Here’s the skinny: Prop 89 is financed by raising the California corporate income tax by 0.2 percentage points. That’s an eyebrow raiser? Next up is this:
There’s an agenda here that overreaches beyond public financing: It’s to greatly reduce corporate influence in California politics. And while that might be fine, corporations shouldn’t be whacked any more than labor unions in an initiative that’s principal purpose is to drain special interest money from politics.
….Such a policy would unfairly inhibit a corporation from defending itself against some rich guy with no spending limit. A corporation could get around the limit by soliciting money from executives and shareholders and funneling it through a “political action committee.” But that’s cumbersome. Unions that are incorporated also would be limited, but they already operate PACs.
This is crazy. Candidates for statewide office who accept public funding aren’t allowed to take any additional money from anyone. Not corporations, not unions, not their friends and neighbors. It puts a complete stop to the relentless fundraising that dominates the lives and votes of state officials today.
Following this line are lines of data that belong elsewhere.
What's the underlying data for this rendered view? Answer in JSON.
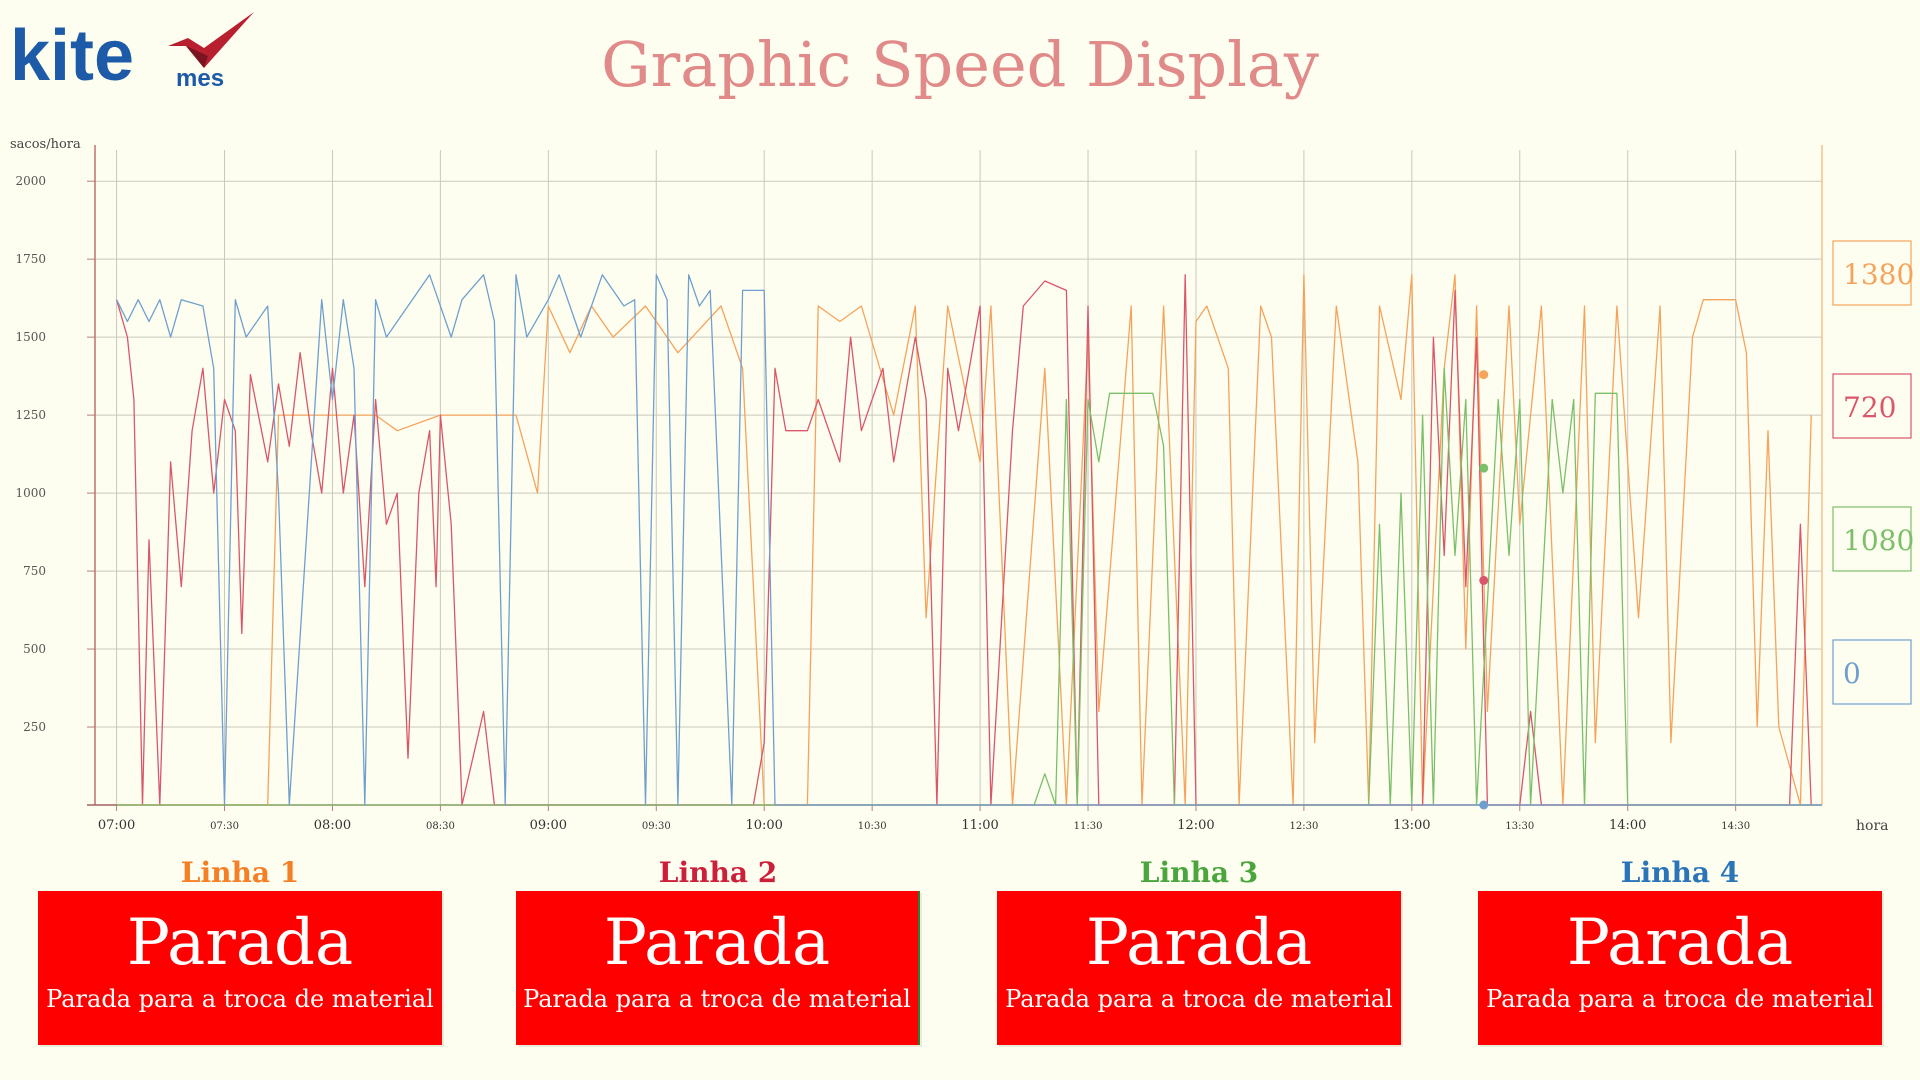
{
  "logo": {
    "word": "kite",
    "sub": "mes",
    "icon": "red-check-mark"
  },
  "header": {
    "title": "Graphic Speed Display"
  },
  "colors": {
    "line1": "#f5a35c",
    "line2": "#d9566b",
    "line3": "#7cbf6a",
    "line4": "#6f9fcf",
    "status_bg": "#ff0000"
  },
  "chart_data": {
    "type": "line",
    "title": "",
    "ylabel": "sacos/hora",
    "xlabel": "hora",
    "ylim": [
      0,
      2100
    ],
    "yticks": [
      250,
      500,
      750,
      1000,
      1250,
      1500,
      1750,
      2000
    ],
    "x_ticks": [
      "07:00",
      "07:30",
      "08:00",
      "08:30",
      "09:00",
      "09:30",
      "10:00",
      "10:30",
      "11:00",
      "11:30",
      "12:00",
      "12:30",
      "13:00",
      "13:30",
      "14:00",
      "14:30"
    ],
    "x_range_hours": [
      6.9,
      14.9
    ],
    "series": [
      {
        "line": "Linha 1",
        "color": "#f5a35c",
        "current_value": "1380",
        "points": [
          [
            7.0,
            0
          ],
          [
            7.7,
            0
          ],
          [
            7.75,
            1250
          ],
          [
            8.2,
            1250
          ],
          [
            8.3,
            1200
          ],
          [
            8.5,
            1250
          ],
          [
            8.85,
            1250
          ],
          [
            8.95,
            1000
          ],
          [
            9.0,
            1600
          ],
          [
            9.1,
            1450
          ],
          [
            9.2,
            1600
          ],
          [
            9.3,
            1500
          ],
          [
            9.45,
            1600
          ],
          [
            9.6,
            1450
          ],
          [
            9.8,
            1600
          ],
          [
            9.9,
            1400
          ],
          [
            10.0,
            0
          ],
          [
            10.2,
            0
          ],
          [
            10.25,
            1600
          ],
          [
            10.35,
            1550
          ],
          [
            10.45,
            1600
          ],
          [
            10.6,
            1250
          ],
          [
            10.7,
            1600
          ],
          [
            10.75,
            600
          ],
          [
            10.85,
            1600
          ],
          [
            11.0,
            1100
          ],
          [
            11.05,
            1600
          ],
          [
            11.15,
            0
          ],
          [
            11.3,
            1400
          ],
          [
            11.4,
            0
          ],
          [
            11.5,
            1500
          ],
          [
            11.55,
            300
          ],
          [
            11.7,
            1600
          ],
          [
            11.75,
            0
          ],
          [
            11.85,
            1600
          ],
          [
            11.95,
            0
          ],
          [
            12.0,
            1550
          ],
          [
            12.05,
            1600
          ],
          [
            12.15,
            1400
          ],
          [
            12.2,
            0
          ],
          [
            12.3,
            1600
          ],
          [
            12.35,
            1500
          ],
          [
            12.45,
            0
          ],
          [
            12.5,
            1700
          ],
          [
            12.55,
            200
          ],
          [
            12.65,
            1600
          ],
          [
            12.75,
            1100
          ],
          [
            12.8,
            0
          ],
          [
            12.85,
            1600
          ],
          [
            12.95,
            1300
          ],
          [
            13.0,
            1700
          ],
          [
            13.05,
            0
          ],
          [
            13.15,
            1400
          ],
          [
            13.2,
            1700
          ],
          [
            13.25,
            500
          ],
          [
            13.3,
            1600
          ],
          [
            13.35,
            300
          ],
          [
            13.45,
            1600
          ],
          [
            13.5,
            900
          ],
          [
            13.6,
            1600
          ],
          [
            13.7,
            0
          ],
          [
            13.8,
            1600
          ],
          [
            13.85,
            200
          ],
          [
            13.95,
            1600
          ],
          [
            14.05,
            600
          ],
          [
            14.15,
            1600
          ],
          [
            14.2,
            200
          ],
          [
            14.3,
            1500
          ],
          [
            14.35,
            1620
          ],
          [
            14.5,
            1620
          ],
          [
            14.55,
            1450
          ],
          [
            14.6,
            250
          ],
          [
            14.65,
            1200
          ],
          [
            14.7,
            250
          ],
          [
            14.8,
            0
          ],
          [
            14.85,
            1250
          ]
        ]
      },
      {
        "line": "Linha 2",
        "color": "#d9566b",
        "current_value": "720",
        "points": [
          [
            7.0,
            1620
          ],
          [
            7.05,
            1500
          ],
          [
            7.08,
            1300
          ],
          [
            7.12,
            0
          ],
          [
            7.15,
            850
          ],
          [
            7.2,
            0
          ],
          [
            7.25,
            1100
          ],
          [
            7.3,
            700
          ],
          [
            7.35,
            1200
          ],
          [
            7.4,
            1400
          ],
          [
            7.45,
            1000
          ],
          [
            7.5,
            1300
          ],
          [
            7.55,
            1200
          ],
          [
            7.58,
            550
          ],
          [
            7.62,
            1380
          ],
          [
            7.7,
            1100
          ],
          [
            7.75,
            1350
          ],
          [
            7.8,
            1150
          ],
          [
            7.85,
            1450
          ],
          [
            7.9,
            1200
          ],
          [
            7.95,
            1000
          ],
          [
            8.0,
            1400
          ],
          [
            8.05,
            1000
          ],
          [
            8.1,
            1250
          ],
          [
            8.15,
            700
          ],
          [
            8.2,
            1300
          ],
          [
            8.25,
            900
          ],
          [
            8.3,
            1000
          ],
          [
            8.35,
            150
          ],
          [
            8.4,
            1000
          ],
          [
            8.45,
            1200
          ],
          [
            8.48,
            700
          ],
          [
            8.5,
            1250
          ],
          [
            8.55,
            900
          ],
          [
            8.6,
            0
          ],
          [
            8.7,
            300
          ],
          [
            8.75,
            0
          ],
          [
            9.95,
            0
          ],
          [
            10.0,
            200
          ],
          [
            10.05,
            1400
          ],
          [
            10.1,
            1200
          ],
          [
            10.2,
            1200
          ],
          [
            10.25,
            1300
          ],
          [
            10.35,
            1100
          ],
          [
            10.4,
            1500
          ],
          [
            10.45,
            1200
          ],
          [
            10.55,
            1400
          ],
          [
            10.6,
            1100
          ],
          [
            10.7,
            1500
          ],
          [
            10.75,
            1300
          ],
          [
            10.8,
            0
          ],
          [
            10.85,
            1400
          ],
          [
            10.9,
            1200
          ],
          [
            11.0,
            1600
          ],
          [
            11.05,
            0
          ],
          [
            11.15,
            1200
          ],
          [
            11.2,
            1600
          ],
          [
            11.3,
            1680
          ],
          [
            11.4,
            1650
          ],
          [
            11.45,
            0
          ],
          [
            11.5,
            1600
          ],
          [
            11.55,
            0
          ],
          [
            11.9,
            0
          ],
          [
            11.95,
            1700
          ],
          [
            12.0,
            0
          ],
          [
            13.05,
            0
          ],
          [
            13.1,
            1500
          ],
          [
            13.15,
            800
          ],
          [
            13.2,
            1650
          ],
          [
            13.25,
            700
          ],
          [
            13.3,
            1500
          ],
          [
            13.35,
            0
          ],
          [
            13.5,
            0
          ],
          [
            13.55,
            300
          ],
          [
            13.6,
            0
          ],
          [
            14.75,
            0
          ],
          [
            14.8,
            900
          ],
          [
            14.85,
            0
          ]
        ]
      },
      {
        "line": "Linha 3",
        "color": "#7cbf6a",
        "current_value": "1080",
        "points": [
          [
            7.0,
            0
          ],
          [
            11.25,
            0
          ],
          [
            11.3,
            100
          ],
          [
            11.35,
            0
          ],
          [
            11.4,
            1300
          ],
          [
            11.45,
            0
          ],
          [
            11.5,
            1300
          ],
          [
            11.55,
            1100
          ],
          [
            11.6,
            1320
          ],
          [
            11.8,
            1320
          ],
          [
            11.85,
            1150
          ],
          [
            11.9,
            0
          ],
          [
            12.8,
            0
          ],
          [
            12.85,
            900
          ],
          [
            12.9,
            0
          ],
          [
            12.95,
            1000
          ],
          [
            13.0,
            0
          ],
          [
            13.05,
            1250
          ],
          [
            13.1,
            0
          ],
          [
            13.15,
            1400
          ],
          [
            13.2,
            800
          ],
          [
            13.25,
            1300
          ],
          [
            13.3,
            0
          ],
          [
            13.4,
            1300
          ],
          [
            13.45,
            800
          ],
          [
            13.5,
            1300
          ],
          [
            13.55,
            0
          ],
          [
            13.65,
            1300
          ],
          [
            13.7,
            1000
          ],
          [
            13.75,
            1300
          ],
          [
            13.8,
            0
          ],
          [
            13.85,
            1320
          ],
          [
            13.95,
            1320
          ],
          [
            14.0,
            0
          ],
          [
            14.9,
            0
          ]
        ]
      },
      {
        "line": "Linha 4",
        "color": "#6f9fcf",
        "current_value": "0",
        "points": [
          [
            7.0,
            1620
          ],
          [
            7.05,
            1550
          ],
          [
            7.1,
            1620
          ],
          [
            7.15,
            1550
          ],
          [
            7.2,
            1620
          ],
          [
            7.25,
            1500
          ],
          [
            7.3,
            1620
          ],
          [
            7.4,
            1600
          ],
          [
            7.45,
            1400
          ],
          [
            7.5,
            0
          ],
          [
            7.55,
            1620
          ],
          [
            7.6,
            1500
          ],
          [
            7.7,
            1600
          ],
          [
            7.75,
            1000
          ],
          [
            7.8,
            0
          ],
          [
            7.95,
            1620
          ],
          [
            8.0,
            1300
          ],
          [
            8.05,
            1620
          ],
          [
            8.1,
            1400
          ],
          [
            8.15,
            0
          ],
          [
            8.2,
            1620
          ],
          [
            8.25,
            1500
          ],
          [
            8.35,
            1600
          ],
          [
            8.45,
            1700
          ],
          [
            8.55,
            1500
          ],
          [
            8.6,
            1620
          ],
          [
            8.7,
            1700
          ],
          [
            8.75,
            1550
          ],
          [
            8.8,
            0
          ],
          [
            8.85,
            1700
          ],
          [
            8.9,
            1500
          ],
          [
            9.0,
            1620
          ],
          [
            9.05,
            1700
          ],
          [
            9.15,
            1500
          ],
          [
            9.25,
            1700
          ],
          [
            9.35,
            1600
          ],
          [
            9.4,
            1620
          ],
          [
            9.45,
            0
          ],
          [
            9.5,
            1700
          ],
          [
            9.55,
            1620
          ],
          [
            9.6,
            0
          ],
          [
            9.65,
            1700
          ],
          [
            9.7,
            1600
          ],
          [
            9.75,
            1650
          ],
          [
            9.85,
            0
          ],
          [
            9.9,
            1650
          ],
          [
            10.0,
            1650
          ],
          [
            10.05,
            0
          ],
          [
            14.9,
            0
          ]
        ]
      }
    ]
  },
  "right_legend": [
    {
      "value": "1380",
      "color": "#f5a35c"
    },
    {
      "value": "720",
      "color": "#d9566b"
    },
    {
      "value": "1080",
      "color": "#7cbf6a"
    },
    {
      "value": "0",
      "color": "#6f9fcf"
    }
  ],
  "lines": [
    {
      "label": "Linha 1",
      "color": "#f57f25",
      "status": "Parada",
      "reason": "Parada para a troca de material"
    },
    {
      "label": "Linha 2",
      "color": "#cc1f3a",
      "status": "Parada",
      "reason": "Parada para a troca de material"
    },
    {
      "label": "Linha 3",
      "color": "#4aa63c",
      "status": "Parada",
      "reason": "Parada para a troca de material"
    },
    {
      "label": "Linha 4",
      "color": "#2a74b8",
      "status": "Parada",
      "reason": "Parada para a troca de material"
    }
  ]
}
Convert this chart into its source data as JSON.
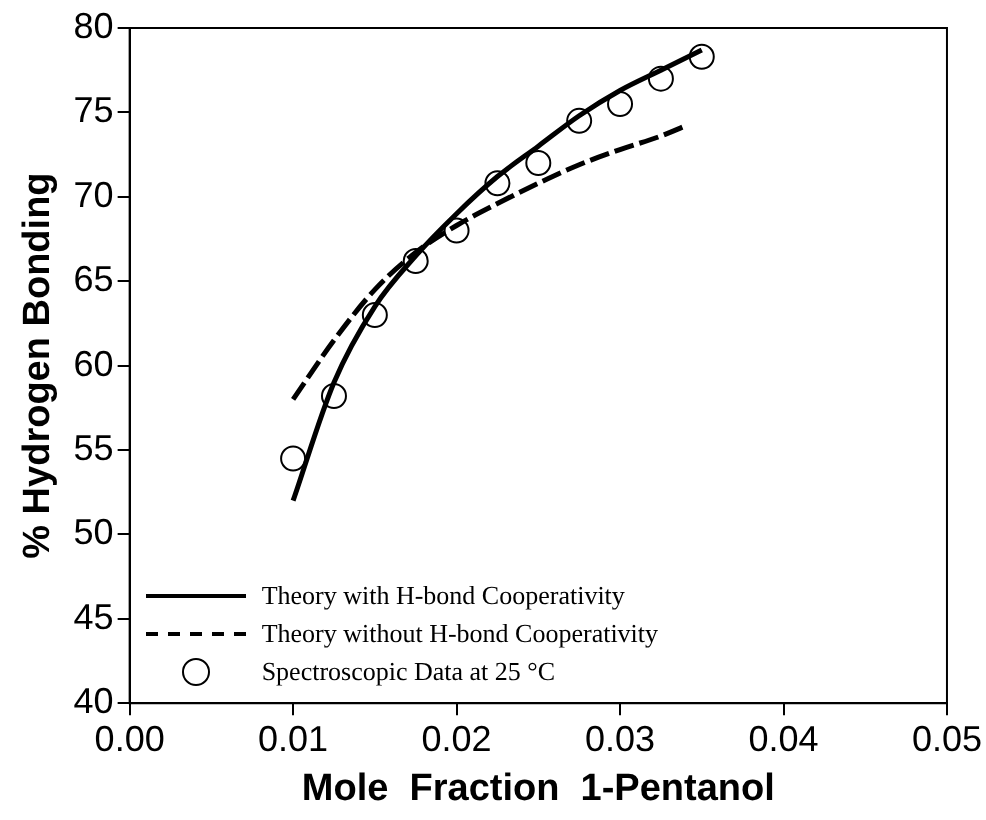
{
  "chart_data": {
    "type": "line",
    "xlabel": "Mole  Fraction  1-Pentanol",
    "ylabel": "% Hydrogen Bonding",
    "xlim": [
      0,
      0.05
    ],
    "xticks": [
      {
        "value": 0,
        "label": "0.00"
      },
      {
        "value": 0.01,
        "label": "0.01"
      },
      {
        "value": 0.02,
        "label": "0.02"
      },
      {
        "value": 0.03,
        "label": "0.03"
      },
      {
        "value": 0.04,
        "label": "0.04"
      },
      {
        "value": 0.05,
        "label": "0.05"
      }
    ],
    "ylim": [
      40,
      80
    ],
    "yticks": [
      40,
      45,
      50,
      55,
      60,
      65,
      70,
      75,
      80
    ],
    "grid": false,
    "legend": "bottom left",
    "series": [
      {
        "name": "Theory with H-bond Cooperativity",
        "type": "line",
        "color": "#000000",
        "line_style": "solid",
        "marker": "none",
        "x": [
          0.01,
          0.0125,
          0.015,
          0.0175,
          0.02,
          0.0225,
          0.025,
          0.0275,
          0.03,
          0.0325,
          0.035
        ],
        "values": [
          52,
          59,
          63.5,
          66.5,
          69,
          71.2,
          73,
          74.8,
          76.3,
          77.5,
          78.7
        ]
      },
      {
        "name": "Theory without H-bond Cooperativity",
        "type": "line",
        "color": "#000000",
        "line_style": "dashed",
        "marker": "none",
        "x": [
          0.01,
          0.0125,
          0.015,
          0.0175,
          0.02,
          0.0225,
          0.025,
          0.0275,
          0.03,
          0.0325,
          0.034
        ],
        "values": [
          58,
          61.5,
          64.5,
          66.7,
          68.3,
          69.6,
          70.8,
          71.9,
          72.8,
          73.6,
          74.2
        ]
      },
      {
        "name": "Spectroscopic Data at 25 °C",
        "type": "scatter",
        "color": "#000000",
        "marker": "circle",
        "x": [
          0.01,
          0.0125,
          0.015,
          0.0175,
          0.02,
          0.0225,
          0.025,
          0.0275,
          0.03,
          0.0325,
          0.035
        ],
        "values": [
          54.5,
          58.2,
          63,
          66.2,
          68,
          70.8,
          72,
          74.5,
          75.5,
          77,
          78.3
        ]
      }
    ]
  }
}
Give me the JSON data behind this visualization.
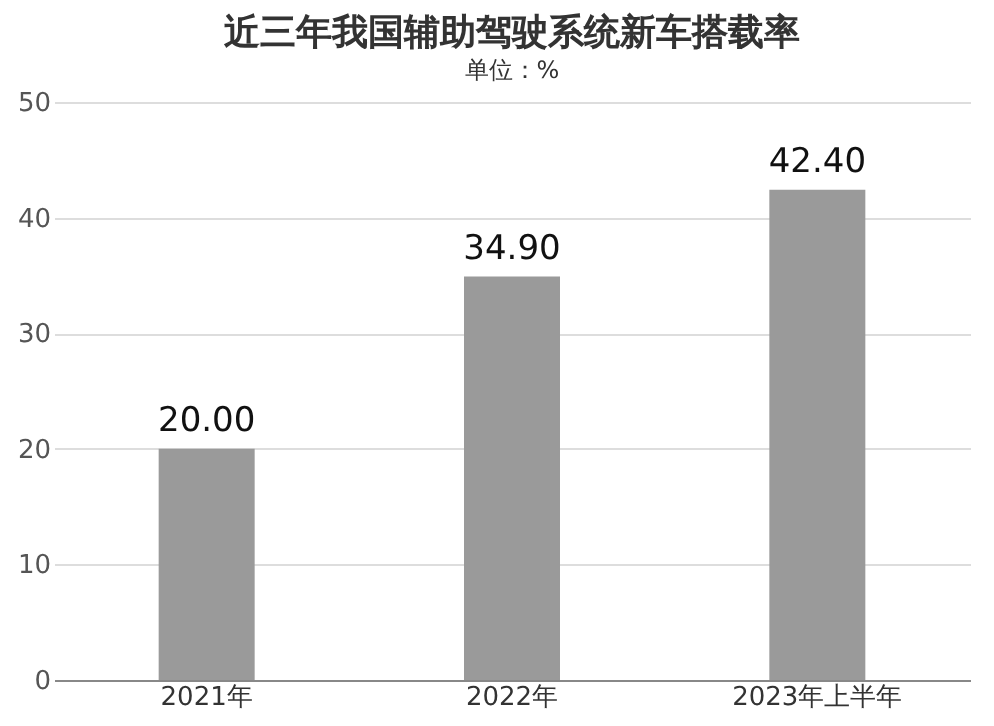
{
  "chart_data": {
    "type": "bar",
    "title": "近三年我国辅助驾驶系统新车搭载率",
    "annotations": [
      "单位：%"
    ],
    "categories": [
      "2021年",
      "2022年",
      "2023年上半年"
    ],
    "values": [
      20.0,
      34.9,
      42.4
    ],
    "value_labels": [
      "20.00",
      "34.90",
      "42.40"
    ],
    "color": "#9a9a9a",
    "ylim": [
      0,
      50
    ],
    "yticks": [
      0,
      10,
      20,
      30,
      40,
      50
    ],
    "grid": "y"
  }
}
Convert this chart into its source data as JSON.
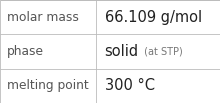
{
  "rows": [
    {
      "label": "molar mass",
      "value_parts": [
        {
          "text": "66.109 g/mol",
          "bold": false,
          "fontsize": 10.5,
          "color": "#222222"
        }
      ]
    },
    {
      "label": "phase",
      "value_parts": [
        {
          "text": "solid",
          "bold": false,
          "fontsize": 10.5,
          "color": "#222222"
        },
        {
          "text": " (at STP)",
          "bold": false,
          "fontsize": 7.0,
          "color": "#777777"
        }
      ]
    },
    {
      "label": "melting point",
      "value_parts": [
        {
          "text": "300 °C",
          "bold": false,
          "fontsize": 10.5,
          "color": "#222222"
        }
      ]
    }
  ],
  "col_split": 0.435,
  "background_color": "#ffffff",
  "border_color": "#bbbbbb",
  "label_fontsize": 8.8,
  "label_color": "#555555",
  "figwidth": 2.2,
  "figheight": 1.03,
  "dpi": 100
}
Likewise, initiative campaigns are restricted in the amount they can accept from both corporations and unions. The limit is $10,000. Both corporations and unions can raise additional money via PACs if they want, and the idea that the business community is unfairly disadvantaged by this is so peculiar I don’t know what to make of it. Is Skelton suggesting that industry groups are a bunch of rubes who don’t know how to set up and fund PACs? That’s nuts. Industry groups raise hundreds of millions of dollars via PACs and know all too well how to set them up and milk them for all they’re worth.
But the contribution limits would make life harder for everyone involved ? which is why plenty of public employee unions are opposed to Prop 89 too. It would still be possible for them to raise large sums of money, but probably not the astronomical sums that are raised now.
Which sounds fine to me. Frankly, Prop 89 probably doesn’t go far enough to get special interest groups out of the initiative business. Opposing it because it’s too effective makes no sense at all.